Johann Andreas Schmeller (6 August 1785 in Tirschenreuth – 27 September 1852 in Munich) was a German philologist who initially studied the Bavarian dialect. From 1828 until his death he taught at the Ludwig-Maximilians-Universität München (LMU). He is considered the founder of modern dialect research in Germany. His lasting contribution is the four-volume Bayerisches Wörterbuch (Bavarian Dictionary), which is currently in the process of revision by the Bavarian Academy of Sciences and Humanities.

==Biography==
In 1821, he published Die Mundarten Bayerns (Bavarian dialects). This was later supplemented by his Bayerisches Wörterbuch (Bavarian dictionary), which appeared in four volumes from 1827 to 1837. Perhaps his most notable publication was the first modern edition of the Heliand (1830).
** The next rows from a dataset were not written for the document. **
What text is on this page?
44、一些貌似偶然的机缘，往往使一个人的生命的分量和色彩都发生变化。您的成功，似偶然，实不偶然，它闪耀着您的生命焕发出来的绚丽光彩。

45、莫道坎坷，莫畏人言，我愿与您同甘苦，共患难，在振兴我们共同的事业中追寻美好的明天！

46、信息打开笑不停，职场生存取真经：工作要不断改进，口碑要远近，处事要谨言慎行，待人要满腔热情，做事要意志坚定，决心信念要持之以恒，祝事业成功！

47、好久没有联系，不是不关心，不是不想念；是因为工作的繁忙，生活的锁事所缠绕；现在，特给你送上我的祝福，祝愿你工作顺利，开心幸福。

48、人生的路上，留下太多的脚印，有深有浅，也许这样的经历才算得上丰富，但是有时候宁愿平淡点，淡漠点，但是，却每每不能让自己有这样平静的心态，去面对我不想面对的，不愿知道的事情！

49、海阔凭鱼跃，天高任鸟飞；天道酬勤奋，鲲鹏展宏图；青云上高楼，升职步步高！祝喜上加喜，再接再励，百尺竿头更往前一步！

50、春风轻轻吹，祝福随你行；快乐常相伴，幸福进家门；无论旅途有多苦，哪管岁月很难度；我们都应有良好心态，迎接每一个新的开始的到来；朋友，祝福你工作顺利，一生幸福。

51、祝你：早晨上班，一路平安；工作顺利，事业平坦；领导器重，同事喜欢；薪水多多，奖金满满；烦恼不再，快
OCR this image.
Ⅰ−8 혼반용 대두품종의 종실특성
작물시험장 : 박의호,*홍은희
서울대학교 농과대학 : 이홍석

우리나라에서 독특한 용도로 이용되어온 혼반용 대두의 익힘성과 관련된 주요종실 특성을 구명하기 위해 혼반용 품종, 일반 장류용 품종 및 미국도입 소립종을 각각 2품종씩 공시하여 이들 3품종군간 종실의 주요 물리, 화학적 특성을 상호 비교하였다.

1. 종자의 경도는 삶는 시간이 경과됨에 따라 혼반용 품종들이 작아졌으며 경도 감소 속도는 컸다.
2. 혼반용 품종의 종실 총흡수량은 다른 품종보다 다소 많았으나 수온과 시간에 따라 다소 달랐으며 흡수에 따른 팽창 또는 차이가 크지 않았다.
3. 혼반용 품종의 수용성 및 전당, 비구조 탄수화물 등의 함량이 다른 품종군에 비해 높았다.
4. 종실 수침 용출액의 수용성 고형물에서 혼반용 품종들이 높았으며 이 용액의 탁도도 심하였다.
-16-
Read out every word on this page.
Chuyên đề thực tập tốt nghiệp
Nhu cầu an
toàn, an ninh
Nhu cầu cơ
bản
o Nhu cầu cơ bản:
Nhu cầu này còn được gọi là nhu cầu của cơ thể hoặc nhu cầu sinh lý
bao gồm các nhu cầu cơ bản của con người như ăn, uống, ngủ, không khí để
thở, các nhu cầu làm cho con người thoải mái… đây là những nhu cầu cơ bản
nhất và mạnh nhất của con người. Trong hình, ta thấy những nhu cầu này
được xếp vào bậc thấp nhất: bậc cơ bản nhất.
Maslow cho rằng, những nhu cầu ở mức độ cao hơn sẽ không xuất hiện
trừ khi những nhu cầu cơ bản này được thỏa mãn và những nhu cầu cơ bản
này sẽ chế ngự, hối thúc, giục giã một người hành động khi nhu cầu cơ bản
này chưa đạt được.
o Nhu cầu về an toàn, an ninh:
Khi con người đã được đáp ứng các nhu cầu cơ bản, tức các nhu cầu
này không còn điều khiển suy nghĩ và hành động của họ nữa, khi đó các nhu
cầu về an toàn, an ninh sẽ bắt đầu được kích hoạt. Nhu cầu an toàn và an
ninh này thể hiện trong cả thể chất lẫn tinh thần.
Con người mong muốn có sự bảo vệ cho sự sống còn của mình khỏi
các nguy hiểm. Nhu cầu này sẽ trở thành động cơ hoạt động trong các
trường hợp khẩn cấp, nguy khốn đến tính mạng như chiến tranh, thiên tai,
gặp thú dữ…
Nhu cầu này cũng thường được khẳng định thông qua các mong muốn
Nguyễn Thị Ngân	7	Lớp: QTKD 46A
He was also the compiler of the Carmina Burana (1847), which he named. Schmeller edited the Old High German Evangelienharmonie (1841); the Muspilli (1832); Lateinische Gedichte des 10. und 11. Jahrhunderts (1836); and Hadamar von Laber's Jagd (1850). His Cimbrisches Wörterbuch was edited by Joseph Bergmann in 1855.

Schmeller invented the schwa symbol (ə) for use as the reduced vowel at the end of some German words, and first used it in his 1820s works on the Bavarian dialects.